JOSÉ PEDRO NAISSER - Curitiba
Riscos da Fórmula 1
Em entrevista na quarta-feira, Rubens Barrichello afirmou que o circo da Fórmula 1 tem medo de vir ao Brasil. Sequestros, roubos, doenças, as equipes estão sujeitas a tudo. Mesmo com tantos riscos as equipes vêm para o Brasil. Aqui existe uma lei que proíbe a propaganda de cigarros e as autoridades locais afirmam: ''Se os carros de F-1 forem à pista com propaganda pró-tabagismo vamos multar, seja a FIA, Globo ou as equipes de F-1. Enfim, todos os responsáveis.''
No outro dia já existe ameaça de cancelar a corrida. Aí já pode tudo. Nessa queda de braços, perde todo mundo, o membro da F-1 corre até o risco de morrer afogado em banheiro de Interlagos e nós também perdemos com a falta de autoridade dos irresponsáveis que mudam a lei no último minuto para que o grande prêmio Brasil seja realizado.
Não sei qual a pior imagem que vai ficar para o resto do mundo: um país com um autódromo com péssimas instalações sanitárias ou um país com uma autoridade de plantão para mudar leis à vontade da indústria do cigarro.
ROBERTO TEIXEIRA (empresário) - Londrina
A vaca e a fome
Gostaria de deixar aqui minha indignação referente ao caso publicado na Folha, esta semana, sobre a morte de uma vaca em Sarandi. A dona da vaca que não deixou que os moradores da região aproveitassem o animal sacrificado é um exemplo a não ser seguido pelos brasileiros que observam a fome no nosso Estado e no País.

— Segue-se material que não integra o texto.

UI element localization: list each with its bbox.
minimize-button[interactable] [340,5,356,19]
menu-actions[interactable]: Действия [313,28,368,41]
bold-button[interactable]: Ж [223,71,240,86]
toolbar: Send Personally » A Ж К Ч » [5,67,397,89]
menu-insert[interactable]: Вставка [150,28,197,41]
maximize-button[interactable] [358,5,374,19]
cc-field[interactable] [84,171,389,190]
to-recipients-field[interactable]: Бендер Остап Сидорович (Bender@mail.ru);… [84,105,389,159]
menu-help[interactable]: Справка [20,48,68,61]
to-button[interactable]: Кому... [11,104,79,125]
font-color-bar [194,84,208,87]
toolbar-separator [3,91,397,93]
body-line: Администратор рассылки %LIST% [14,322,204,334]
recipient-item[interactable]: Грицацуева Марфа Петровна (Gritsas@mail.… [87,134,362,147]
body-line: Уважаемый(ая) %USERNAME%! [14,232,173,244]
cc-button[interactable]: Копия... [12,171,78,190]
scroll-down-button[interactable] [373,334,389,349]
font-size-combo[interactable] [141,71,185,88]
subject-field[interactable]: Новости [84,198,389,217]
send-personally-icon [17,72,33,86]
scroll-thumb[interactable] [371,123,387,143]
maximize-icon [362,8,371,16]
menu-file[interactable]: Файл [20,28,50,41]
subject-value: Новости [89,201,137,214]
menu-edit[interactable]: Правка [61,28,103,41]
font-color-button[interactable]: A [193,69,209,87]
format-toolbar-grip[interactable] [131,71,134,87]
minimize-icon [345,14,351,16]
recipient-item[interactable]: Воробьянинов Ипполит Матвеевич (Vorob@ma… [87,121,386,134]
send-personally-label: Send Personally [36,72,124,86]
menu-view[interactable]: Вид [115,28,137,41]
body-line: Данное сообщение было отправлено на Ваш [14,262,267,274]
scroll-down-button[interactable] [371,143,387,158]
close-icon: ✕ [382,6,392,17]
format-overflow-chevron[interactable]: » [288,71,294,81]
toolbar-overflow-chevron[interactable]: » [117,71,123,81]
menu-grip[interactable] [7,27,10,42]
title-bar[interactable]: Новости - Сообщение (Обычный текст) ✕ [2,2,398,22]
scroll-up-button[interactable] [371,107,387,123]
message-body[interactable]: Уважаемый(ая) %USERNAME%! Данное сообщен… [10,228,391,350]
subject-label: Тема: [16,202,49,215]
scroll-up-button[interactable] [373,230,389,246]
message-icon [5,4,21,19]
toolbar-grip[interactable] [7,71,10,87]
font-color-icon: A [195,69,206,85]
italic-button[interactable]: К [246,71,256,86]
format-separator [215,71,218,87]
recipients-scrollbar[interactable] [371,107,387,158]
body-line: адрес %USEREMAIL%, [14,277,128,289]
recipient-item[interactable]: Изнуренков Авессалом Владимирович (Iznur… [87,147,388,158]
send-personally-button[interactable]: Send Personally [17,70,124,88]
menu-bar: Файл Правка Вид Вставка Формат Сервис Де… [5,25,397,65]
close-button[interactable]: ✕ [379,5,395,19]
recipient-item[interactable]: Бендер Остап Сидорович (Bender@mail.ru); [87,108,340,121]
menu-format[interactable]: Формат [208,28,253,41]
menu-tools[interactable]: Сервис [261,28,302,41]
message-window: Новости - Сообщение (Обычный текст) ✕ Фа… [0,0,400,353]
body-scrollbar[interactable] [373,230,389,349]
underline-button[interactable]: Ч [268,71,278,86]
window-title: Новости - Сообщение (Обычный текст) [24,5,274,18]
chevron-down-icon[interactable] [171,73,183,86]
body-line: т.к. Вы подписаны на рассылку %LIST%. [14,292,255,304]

NILZA MARIA DA SILVA (securitária) - Londrina
Diga não à guerra
Com a queda do Muro de Berlim e a dissolução da URSS no final dos anos oitenta, dava a impressão que o mundo entraria em um prolongado e duradouro período de paz, pois o antagonismo capitalismo versus socialismo, que colocou em tensão todos os cinco continentes por várias décadas do século 20, tinha chegado ao fim. Infelizmente isso não se confirmou e pouco mais de um decênio depois o mundo se vê novamente em conflito. Agora por motivos ainda obscuros.
É difícil acreditar que os anglo-americanos gastassem bilhões de dólares, desrespeitassem o Conselho de Segurança da ONU, simplesmente para defender a democracia e o povo iraquiano da opressão de Saddam Hussein, até porque este já serviu aos interesses dos EUA em outros tempos.
Por mais tirânico que seja Saddam Hussein, a guerra não justifica a humilhação por qual está passando o povo iraquiano. Eles, principalmente os muçulmanos, jamais aceitarão um intruso ocidental governando aquele país.
Ao contrário do que as autoridades anglo-americanas pensam, esta guerra só vai deixar feridas, dor, mágoas, sofrimento e ressentimentos. O problema de Saddam poderia ser resolvido pela ONU com outros instrumentos menos traumatizantes e mais eficazes, como ocorreu com a apartheid na África do Sul.
Guerra é terror, destruição, morte, jamais poderá ser usada em nome da paz e, muito menos, por outros interesses injustificáveis. O único caminho possível para se chegar à paz é o diálogo, a tolerância, a compreensão, o respeito às diferenças e a fraternidade. Diga não à guerra.